Antihypertensive Medication Selection During AKI
Once volume status is optimized and blood pressure remains elevated:
First-line agents (avoiding RAAS blockade initially):
- Dihydropyridine calcium channel blockers (amlodipine, nifedipine) 1
- Thiazide-like diuretics (chlorthalidone, indapamide) ONLY after volume repletion is complete 1
- Beta-blockers if concurrent coronary disease or heart failure 1
Avoid initially:
- ACE inhibitors and ARBs until kidney function stabilizes 1, 2
- Combination ACE inhibitor + ARB therapy is contraindicated 1
- Mineralocorticoid receptor antagonists carry hyperkalemia risk 1
Monitoring Parameters
Daily monitoring requirements 2, 4, 3:
- Serum creatinine daily to assess AKI trajectory
- Electrolytes (particularly potassium and bicarbonate)
- Urine output with goal >0.5 mL/kg/hour
- Blood pressure measurements
Within 2-4 weeks of any medication change, check basic metabolic panel to monitor for electrolyte abnormalities and changes in kidney function 1.
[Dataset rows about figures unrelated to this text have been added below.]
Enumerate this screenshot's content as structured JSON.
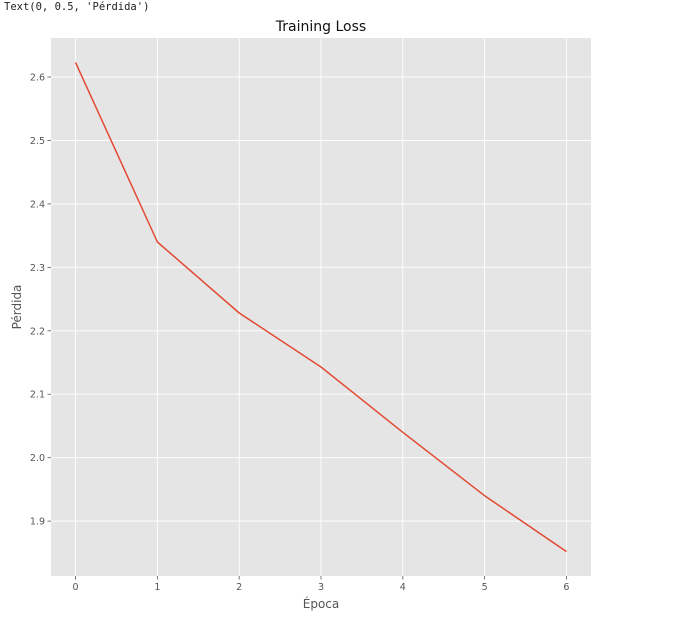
{
  "console_output": "Text(0, 0.5, 'Pérdida')",
  "chart_data": {
    "type": "line",
    "title": "Training Loss",
    "xlabel": "Época",
    "ylabel": "Pérdida",
    "x": [
      0,
      1,
      2,
      3,
      4,
      5,
      6
    ],
    "series": [
      {
        "values": [
          2.623,
          2.34,
          2.228,
          2.143,
          2.04,
          1.94,
          1.852
        ],
        "color": "#e24a33"
      }
    ],
    "xticks": [
      0,
      1,
      2,
      3,
      4,
      5,
      6
    ],
    "yticks": [
      1.9,
      2.0,
      2.1,
      2.2,
      2.3,
      2.4,
      2.5,
      2.6
    ],
    "xlim": [
      -0.3,
      6.3
    ],
    "ylim": [
      1.8135,
      2.6615
    ],
    "grid": true,
    "style": "ggplot",
    "background": "#e5e5e5"
  }
}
Common Pitfall: Intensive BP Lowering in Severe Hypertension
Caution with severe presentation hypertension (SBP ≥220 mmHg): Patients presenting with SBP ≥220 mmHg who undergo intensive BP lowering to <140 mmHg have significantly higher rates of AKI (odds ratio 2.6) compared to those with lower presentation BP 6. This suggests more gradual BP reduction may be safer in extreme hypertension with concurrent AKI.
Renal Replacement Therapy Indications
Initiate RRT when conservative management fails and any of the following develop 2, 4, 3:
- Severe oliguria/anuria persisting >48 hours despite optimal fluid resuscitation
- Refractory hyperkalemia
- Severe metabolic acidosis
- Volume overload with pulmonary edema
- Uremic complications
- Stage 3 AKI (creatinine >3× baseline) failing to improve
Prefer continuous RRT over intermittent hemodialysis in hemodynamically unstable patients, as it causes lower fluid shifts and reduced hemodynamic instability 4, 3.
Reintroduction of RAAS Blockade
Once AKI resolves and kidney function stabilizes:
Resume ACE inhibitor or ARB therapy for long-term management if 1:
- Albuminuria ≥300 mg/day or ≥300 mg/g creatinine ratio present
- CKD stage 3 or higher
- Diabetes with any degree of albuminuria
The 2019 KDOQI commentary emphasizes that continuation of ACE inhibitors/ARBs as kidney function declines to eGFR <30 mL/min/1.73 m² may provide cardiovascular benefit without significantly increasing risk of end-stage kidney disease 1.
Long-Term Follow-Up Strategy
Monitor serum creatinine every 2-4 weeks for 6 months after discharge to detect recurrent AKI 2, 4, 3. Evaluate kidney function at 3 months post-AKI to assess for resolution, new-onset CKD, or worsening of pre-existing CKD 4, 3.
Target intensive follow-up to high-risk populations: those with Stage 3 AKI, incomplete recovery at discharge, or baseline CKD 2, 4.